People across the United States are seeking alternatives to conventional energy sources. Motivations vary from concerns over global warming to increasing energy independence, and hedging against rising fuel costs to because it is chic to be green.

Advances in solar technology have made photovoltaics a much sought after energy alternative.

But a 2008 study by the National Renewable Energy Laboratory found that less than 27% of residential rooftops are suitable for hosting an on site photovoltaic system, after taking into consideration structural, shading, and ownership issues.

Today, most states have laws that preclude “community solar” projects. That is, most consumers of electricity are not, today, permitted to aggregate their purchase of photovoltaic generated electricity with others, except through their electric power utility.

A recent federal government inventory found less than 81 megawatts of community solar projects in total (versus over 4,400 megawatts of installed residential rooftop solar in the U.S.). Today there are only a handful of community projects actually producing power in Arizona, Colorado, California and Maryland.

But community solar appears poised to shine brightly.

State legislatures and public service commissions are beginning to authorize community solar, although faced with opposition from dinosaur monopoly utilities, many are pilot programs of limited megawatt scope like the pilot authorized earlier this year by Maryland House Bill 1087.

There are many models for community solar and among those most discussed are: a utility sponsored model in which the regulated utility owns or operates a project that is open to voluntary ratepayer participation; a special purpose entity model in which individual investors join in a business enterprise to develop a community solar project; and a non-profit “buy a brick” model in which donors contribute to a community installation owned by a charitable non-profit corporation.

There are real opportunities in the Wild West business of community solar. Of course the allocation of costs and benefits will largely be driven by financial and tax considerations in this highly regulated area. And don’t forget the lawyers who in these mostly uncharted waters will have to offer advice about how the project structure addresses securities laws, utilities regulation, and the complexity of agreements between various project participants.

While there are LEED credits for on site and off site renewable energy (including that were achieved by 48% of LEED EBOM-2009 certified projects) those credits are not yet available for community solar.
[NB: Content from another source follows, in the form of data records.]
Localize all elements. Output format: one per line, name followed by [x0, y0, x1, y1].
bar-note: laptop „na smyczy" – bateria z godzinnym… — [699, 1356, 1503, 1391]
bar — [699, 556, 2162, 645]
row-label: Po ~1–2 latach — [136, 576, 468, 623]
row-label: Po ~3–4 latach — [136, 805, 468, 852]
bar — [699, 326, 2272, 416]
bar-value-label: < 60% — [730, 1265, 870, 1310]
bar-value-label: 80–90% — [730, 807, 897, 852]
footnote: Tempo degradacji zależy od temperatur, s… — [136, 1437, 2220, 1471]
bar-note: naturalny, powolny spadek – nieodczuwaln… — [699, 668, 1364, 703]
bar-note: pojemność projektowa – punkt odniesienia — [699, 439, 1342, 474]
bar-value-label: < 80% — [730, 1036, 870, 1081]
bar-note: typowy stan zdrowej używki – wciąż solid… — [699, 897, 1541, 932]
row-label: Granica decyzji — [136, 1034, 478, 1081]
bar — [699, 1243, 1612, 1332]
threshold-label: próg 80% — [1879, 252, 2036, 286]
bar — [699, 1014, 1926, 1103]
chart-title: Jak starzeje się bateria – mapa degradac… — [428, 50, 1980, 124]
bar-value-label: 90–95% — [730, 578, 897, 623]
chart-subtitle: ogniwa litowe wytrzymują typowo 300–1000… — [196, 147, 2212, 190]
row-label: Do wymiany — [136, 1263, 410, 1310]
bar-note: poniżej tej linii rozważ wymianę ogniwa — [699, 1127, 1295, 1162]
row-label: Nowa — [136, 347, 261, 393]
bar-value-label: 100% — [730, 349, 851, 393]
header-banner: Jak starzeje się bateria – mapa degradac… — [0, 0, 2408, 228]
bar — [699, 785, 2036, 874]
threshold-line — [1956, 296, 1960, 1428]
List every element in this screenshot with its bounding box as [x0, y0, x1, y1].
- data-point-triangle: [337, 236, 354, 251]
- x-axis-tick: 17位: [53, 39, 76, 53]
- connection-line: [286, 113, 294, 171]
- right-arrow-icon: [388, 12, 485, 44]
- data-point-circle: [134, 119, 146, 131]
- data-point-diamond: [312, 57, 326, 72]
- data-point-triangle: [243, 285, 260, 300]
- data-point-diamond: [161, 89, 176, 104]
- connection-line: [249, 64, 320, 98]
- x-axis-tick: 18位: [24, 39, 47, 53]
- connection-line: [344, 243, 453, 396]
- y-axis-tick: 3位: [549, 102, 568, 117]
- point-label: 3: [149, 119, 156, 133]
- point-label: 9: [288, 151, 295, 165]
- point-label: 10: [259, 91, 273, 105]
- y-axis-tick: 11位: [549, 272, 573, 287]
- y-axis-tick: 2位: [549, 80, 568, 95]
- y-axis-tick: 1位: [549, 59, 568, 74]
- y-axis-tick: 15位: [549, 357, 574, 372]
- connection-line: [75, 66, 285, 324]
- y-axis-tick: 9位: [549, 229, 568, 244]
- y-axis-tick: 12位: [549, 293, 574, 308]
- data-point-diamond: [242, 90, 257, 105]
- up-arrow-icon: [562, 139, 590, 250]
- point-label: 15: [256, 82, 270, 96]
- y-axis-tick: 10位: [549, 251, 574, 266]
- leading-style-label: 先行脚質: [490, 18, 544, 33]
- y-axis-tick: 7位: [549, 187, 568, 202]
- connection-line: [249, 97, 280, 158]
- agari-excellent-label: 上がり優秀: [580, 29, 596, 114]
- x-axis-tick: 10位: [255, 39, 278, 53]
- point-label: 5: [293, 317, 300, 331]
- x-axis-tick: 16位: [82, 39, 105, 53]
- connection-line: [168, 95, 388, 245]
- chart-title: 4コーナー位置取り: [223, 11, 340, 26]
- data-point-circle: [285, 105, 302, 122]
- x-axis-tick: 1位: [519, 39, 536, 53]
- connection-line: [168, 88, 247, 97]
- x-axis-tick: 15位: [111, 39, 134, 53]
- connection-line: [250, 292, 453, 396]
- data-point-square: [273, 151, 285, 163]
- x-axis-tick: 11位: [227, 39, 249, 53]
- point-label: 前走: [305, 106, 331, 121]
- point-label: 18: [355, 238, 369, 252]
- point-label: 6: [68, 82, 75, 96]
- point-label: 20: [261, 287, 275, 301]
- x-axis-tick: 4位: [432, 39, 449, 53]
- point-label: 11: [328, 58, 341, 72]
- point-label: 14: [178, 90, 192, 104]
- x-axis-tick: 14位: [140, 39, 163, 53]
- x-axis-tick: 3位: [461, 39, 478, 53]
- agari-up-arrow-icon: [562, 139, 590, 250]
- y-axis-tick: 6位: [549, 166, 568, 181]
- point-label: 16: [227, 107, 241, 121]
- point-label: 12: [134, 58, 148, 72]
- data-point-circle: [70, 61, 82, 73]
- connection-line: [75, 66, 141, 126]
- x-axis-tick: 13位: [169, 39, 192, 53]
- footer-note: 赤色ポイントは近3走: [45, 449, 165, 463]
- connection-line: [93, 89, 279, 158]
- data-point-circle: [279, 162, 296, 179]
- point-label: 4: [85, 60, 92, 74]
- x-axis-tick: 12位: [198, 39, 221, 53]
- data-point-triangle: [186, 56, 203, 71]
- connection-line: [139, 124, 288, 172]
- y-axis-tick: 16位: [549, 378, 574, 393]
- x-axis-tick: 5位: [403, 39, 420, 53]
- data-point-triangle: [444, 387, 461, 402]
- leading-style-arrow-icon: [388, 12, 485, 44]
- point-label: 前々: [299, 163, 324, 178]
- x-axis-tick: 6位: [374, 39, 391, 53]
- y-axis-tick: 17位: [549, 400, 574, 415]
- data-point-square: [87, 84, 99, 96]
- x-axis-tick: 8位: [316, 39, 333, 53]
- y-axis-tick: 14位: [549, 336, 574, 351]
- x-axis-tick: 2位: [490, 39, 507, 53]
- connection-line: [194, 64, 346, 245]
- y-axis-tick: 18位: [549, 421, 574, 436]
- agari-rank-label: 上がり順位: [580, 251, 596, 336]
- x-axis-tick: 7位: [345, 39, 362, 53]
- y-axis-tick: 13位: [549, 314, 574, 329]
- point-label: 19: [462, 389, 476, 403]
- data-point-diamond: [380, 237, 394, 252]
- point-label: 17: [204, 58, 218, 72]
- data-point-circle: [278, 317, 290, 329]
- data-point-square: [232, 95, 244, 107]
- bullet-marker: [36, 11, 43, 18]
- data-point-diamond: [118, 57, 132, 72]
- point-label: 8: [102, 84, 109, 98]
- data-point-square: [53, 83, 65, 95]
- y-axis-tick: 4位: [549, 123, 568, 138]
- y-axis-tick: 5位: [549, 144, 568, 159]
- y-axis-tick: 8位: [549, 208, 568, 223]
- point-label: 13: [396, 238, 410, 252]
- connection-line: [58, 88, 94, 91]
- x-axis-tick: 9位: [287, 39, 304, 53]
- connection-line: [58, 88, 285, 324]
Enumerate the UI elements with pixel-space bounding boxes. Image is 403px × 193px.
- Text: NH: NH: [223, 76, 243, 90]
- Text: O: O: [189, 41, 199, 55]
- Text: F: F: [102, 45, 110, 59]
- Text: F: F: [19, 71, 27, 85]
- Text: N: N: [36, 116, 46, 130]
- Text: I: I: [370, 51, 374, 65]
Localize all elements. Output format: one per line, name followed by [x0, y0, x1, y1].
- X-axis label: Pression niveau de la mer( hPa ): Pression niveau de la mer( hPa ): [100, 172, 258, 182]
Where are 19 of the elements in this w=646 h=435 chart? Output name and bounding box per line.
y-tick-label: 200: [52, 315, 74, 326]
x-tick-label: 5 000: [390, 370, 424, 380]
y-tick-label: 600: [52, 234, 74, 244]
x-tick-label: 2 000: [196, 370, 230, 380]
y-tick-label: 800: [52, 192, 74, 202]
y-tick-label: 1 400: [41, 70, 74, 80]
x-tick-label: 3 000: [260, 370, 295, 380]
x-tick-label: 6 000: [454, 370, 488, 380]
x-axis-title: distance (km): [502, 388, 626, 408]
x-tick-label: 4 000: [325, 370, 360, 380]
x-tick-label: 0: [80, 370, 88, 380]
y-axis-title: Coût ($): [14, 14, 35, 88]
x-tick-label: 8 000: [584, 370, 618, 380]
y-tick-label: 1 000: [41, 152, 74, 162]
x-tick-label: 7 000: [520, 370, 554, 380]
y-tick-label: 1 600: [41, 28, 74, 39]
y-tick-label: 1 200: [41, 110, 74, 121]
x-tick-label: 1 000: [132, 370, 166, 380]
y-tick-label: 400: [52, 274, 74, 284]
However, Baltimore City, one of the first jurisdictions in the nation to have a mandatory renewable energy requirement for all new construction does recognize community solar in its adoption of the IgCC.

The early winners in this new marketplace will likely be those that can balance the benefits and concerns related to the participation of electric companies, including investor-owned utilities, in community solar; can determine whether and how community solar or virtual net energy metering have a substantially different technical impact on the distribution system than traditional net energy metering; articulate and actually deliver on how community solar can help reduce the cost of compliance with state renewable energy portfolio standards; and ultimately resolve the impacts on energy costs, reliability, and cost allocation for ratepayers.

It is clear that there are opportunities in net metering aggregation, and it sells better to refer to this emergent marketplace innovation as community solar.